Barbiturates inhibit K(+)-evoked noradrenaline and dopamine release from rat striatal slices--involvement of voltage sensitive Ca(2+) channels.

The cellular target site(s) for anaesthetic action remain unclear. In rat striatal slices we have previously demonstrated that K(+)-evoked noradrenaline (NA) and dopamine (DA) release is mediated predominantly via P/Q-type voltage sensitive Ca(2+) channels (VSCC). Using this model of Ca(2+) dependent transmitter release we have evaluated the effects of anaesthetic and non-anaesthetic barbiturates. Rat brain striatal slices were incubated in the absence and presence of barbiturate for 10 min at 37 degrees C. The slices were then incubated for 6 min with 40 mM KCl.
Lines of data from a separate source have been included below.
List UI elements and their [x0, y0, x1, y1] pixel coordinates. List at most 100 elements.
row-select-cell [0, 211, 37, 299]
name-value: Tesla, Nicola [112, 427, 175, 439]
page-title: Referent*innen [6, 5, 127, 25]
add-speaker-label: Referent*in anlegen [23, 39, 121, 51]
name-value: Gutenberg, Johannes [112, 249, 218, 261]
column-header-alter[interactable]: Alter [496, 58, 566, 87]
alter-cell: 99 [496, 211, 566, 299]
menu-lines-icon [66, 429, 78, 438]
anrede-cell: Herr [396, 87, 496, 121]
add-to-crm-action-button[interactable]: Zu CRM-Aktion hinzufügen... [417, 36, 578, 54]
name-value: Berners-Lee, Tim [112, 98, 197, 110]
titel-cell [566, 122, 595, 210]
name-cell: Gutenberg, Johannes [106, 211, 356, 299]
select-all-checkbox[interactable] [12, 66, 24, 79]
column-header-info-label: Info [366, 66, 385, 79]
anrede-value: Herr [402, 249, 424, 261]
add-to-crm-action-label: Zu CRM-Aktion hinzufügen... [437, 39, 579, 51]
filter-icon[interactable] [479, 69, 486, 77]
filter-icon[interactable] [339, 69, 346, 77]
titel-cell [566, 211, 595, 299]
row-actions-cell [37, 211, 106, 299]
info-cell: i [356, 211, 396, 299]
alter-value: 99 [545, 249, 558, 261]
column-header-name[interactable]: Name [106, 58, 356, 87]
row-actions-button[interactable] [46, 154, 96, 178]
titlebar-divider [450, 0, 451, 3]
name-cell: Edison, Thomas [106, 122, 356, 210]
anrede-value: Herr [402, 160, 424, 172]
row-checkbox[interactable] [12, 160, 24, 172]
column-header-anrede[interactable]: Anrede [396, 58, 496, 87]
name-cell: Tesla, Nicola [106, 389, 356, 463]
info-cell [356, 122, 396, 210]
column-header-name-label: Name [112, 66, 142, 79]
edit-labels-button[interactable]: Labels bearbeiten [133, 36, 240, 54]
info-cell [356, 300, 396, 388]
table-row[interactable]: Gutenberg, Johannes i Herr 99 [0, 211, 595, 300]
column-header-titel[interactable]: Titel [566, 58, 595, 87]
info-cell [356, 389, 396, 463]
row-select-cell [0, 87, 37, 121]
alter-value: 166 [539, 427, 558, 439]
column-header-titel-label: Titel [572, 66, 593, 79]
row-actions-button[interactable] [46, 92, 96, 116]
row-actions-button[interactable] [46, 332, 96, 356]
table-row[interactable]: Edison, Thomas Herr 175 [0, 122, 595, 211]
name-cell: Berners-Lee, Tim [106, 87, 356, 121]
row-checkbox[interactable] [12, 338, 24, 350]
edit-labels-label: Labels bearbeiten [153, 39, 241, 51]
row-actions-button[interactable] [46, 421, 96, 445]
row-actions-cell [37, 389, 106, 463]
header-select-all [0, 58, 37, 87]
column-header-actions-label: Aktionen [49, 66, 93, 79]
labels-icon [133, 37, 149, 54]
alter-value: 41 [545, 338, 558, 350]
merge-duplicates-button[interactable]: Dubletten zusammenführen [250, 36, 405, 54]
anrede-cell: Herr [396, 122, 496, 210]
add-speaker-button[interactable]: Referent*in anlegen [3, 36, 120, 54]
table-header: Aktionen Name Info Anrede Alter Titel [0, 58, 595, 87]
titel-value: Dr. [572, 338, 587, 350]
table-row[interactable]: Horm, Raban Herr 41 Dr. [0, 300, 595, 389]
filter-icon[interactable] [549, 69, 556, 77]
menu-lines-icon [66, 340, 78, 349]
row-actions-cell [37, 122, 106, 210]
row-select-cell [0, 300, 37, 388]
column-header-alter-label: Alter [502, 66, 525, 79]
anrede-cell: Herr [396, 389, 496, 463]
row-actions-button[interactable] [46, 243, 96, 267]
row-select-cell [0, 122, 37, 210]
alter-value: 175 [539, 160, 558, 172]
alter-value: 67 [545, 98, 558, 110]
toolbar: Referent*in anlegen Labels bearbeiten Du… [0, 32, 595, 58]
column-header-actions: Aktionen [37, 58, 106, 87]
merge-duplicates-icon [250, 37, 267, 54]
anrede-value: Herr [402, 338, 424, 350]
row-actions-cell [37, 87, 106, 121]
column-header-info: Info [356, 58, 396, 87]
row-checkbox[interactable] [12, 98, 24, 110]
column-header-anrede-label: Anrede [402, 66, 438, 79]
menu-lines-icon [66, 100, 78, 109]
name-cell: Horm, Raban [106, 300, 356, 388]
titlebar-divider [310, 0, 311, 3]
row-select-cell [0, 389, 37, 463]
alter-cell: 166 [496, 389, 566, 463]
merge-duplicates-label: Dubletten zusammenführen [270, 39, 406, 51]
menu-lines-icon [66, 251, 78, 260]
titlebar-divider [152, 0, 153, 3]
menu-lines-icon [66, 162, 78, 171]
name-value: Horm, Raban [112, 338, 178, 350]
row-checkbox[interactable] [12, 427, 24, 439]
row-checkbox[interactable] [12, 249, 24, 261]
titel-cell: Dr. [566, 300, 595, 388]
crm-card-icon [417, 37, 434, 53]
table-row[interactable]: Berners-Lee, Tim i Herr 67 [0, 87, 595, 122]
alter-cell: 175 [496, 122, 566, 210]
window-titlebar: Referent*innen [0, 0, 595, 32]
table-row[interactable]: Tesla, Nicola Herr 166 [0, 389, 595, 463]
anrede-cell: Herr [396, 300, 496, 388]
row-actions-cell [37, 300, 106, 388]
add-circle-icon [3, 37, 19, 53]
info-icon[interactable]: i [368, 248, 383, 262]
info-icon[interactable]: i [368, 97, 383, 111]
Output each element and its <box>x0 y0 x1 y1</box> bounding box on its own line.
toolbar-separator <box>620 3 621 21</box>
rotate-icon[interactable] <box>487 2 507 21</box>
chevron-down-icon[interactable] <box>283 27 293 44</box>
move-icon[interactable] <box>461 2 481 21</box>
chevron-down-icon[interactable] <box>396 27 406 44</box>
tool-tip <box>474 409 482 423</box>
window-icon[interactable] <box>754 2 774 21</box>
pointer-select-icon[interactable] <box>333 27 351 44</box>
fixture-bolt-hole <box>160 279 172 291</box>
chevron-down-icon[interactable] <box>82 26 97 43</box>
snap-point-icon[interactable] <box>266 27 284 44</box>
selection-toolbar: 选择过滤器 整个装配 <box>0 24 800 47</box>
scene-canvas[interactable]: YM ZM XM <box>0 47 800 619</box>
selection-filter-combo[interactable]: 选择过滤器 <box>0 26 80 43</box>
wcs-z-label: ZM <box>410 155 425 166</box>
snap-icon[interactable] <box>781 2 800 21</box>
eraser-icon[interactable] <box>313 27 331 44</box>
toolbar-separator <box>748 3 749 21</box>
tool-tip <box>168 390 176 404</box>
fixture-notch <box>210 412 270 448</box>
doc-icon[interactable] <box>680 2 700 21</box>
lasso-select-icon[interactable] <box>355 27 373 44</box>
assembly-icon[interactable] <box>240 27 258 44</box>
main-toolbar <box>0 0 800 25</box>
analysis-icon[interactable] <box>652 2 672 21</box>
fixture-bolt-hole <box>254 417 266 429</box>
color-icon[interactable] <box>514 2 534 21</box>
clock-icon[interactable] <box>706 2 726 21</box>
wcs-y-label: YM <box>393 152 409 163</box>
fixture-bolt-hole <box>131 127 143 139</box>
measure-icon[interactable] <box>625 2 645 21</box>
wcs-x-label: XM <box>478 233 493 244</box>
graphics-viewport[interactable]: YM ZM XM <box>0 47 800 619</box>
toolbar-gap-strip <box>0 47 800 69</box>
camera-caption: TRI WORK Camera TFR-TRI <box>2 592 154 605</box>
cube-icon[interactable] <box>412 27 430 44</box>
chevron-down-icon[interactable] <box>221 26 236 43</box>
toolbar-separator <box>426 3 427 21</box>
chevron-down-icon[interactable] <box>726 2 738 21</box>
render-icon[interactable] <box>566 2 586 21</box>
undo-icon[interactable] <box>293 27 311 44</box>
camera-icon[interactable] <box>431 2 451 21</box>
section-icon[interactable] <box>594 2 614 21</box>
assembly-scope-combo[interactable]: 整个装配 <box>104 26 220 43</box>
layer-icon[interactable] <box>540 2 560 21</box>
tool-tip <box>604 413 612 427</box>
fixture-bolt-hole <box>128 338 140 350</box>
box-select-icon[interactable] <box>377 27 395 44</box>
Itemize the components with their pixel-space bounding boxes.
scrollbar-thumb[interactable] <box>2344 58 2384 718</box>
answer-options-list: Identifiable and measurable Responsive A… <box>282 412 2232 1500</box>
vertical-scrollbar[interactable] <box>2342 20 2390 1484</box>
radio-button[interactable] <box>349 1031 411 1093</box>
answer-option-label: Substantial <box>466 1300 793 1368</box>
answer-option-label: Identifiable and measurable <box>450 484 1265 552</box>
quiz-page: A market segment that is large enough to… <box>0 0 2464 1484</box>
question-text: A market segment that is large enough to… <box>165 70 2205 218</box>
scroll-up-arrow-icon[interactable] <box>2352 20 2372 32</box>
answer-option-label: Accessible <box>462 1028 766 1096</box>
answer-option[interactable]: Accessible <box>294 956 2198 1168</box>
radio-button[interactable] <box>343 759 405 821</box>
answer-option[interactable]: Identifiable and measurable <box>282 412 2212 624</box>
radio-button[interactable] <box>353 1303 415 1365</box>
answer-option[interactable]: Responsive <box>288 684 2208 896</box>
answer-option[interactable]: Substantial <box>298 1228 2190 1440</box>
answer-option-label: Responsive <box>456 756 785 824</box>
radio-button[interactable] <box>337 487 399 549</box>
All anaesthetic barbiturates produced a concentration-dependent inhibition of K(+)-evoked NA and DA release. Non-anaesthetic barbiturate, barbituric acid was ineffective. The pIC(50) for NA and DA release (thiopental: 4.90+/-0.13 and 5.00+/-0.10, pentobarbital: 4.39+/-0.07 and 4.43+/-0.14, phenobarbital: 3.85+/-0.08 and 3.59+/-0.10, respectively) correlated with lipid solubility (NA: r(2)=0.999, DA: r(2)=0.987). We therefore suggest that barbiturates inhibit catecholamine release via an interaction with P/Q VSCC further implicating this channel in anaesthetic action.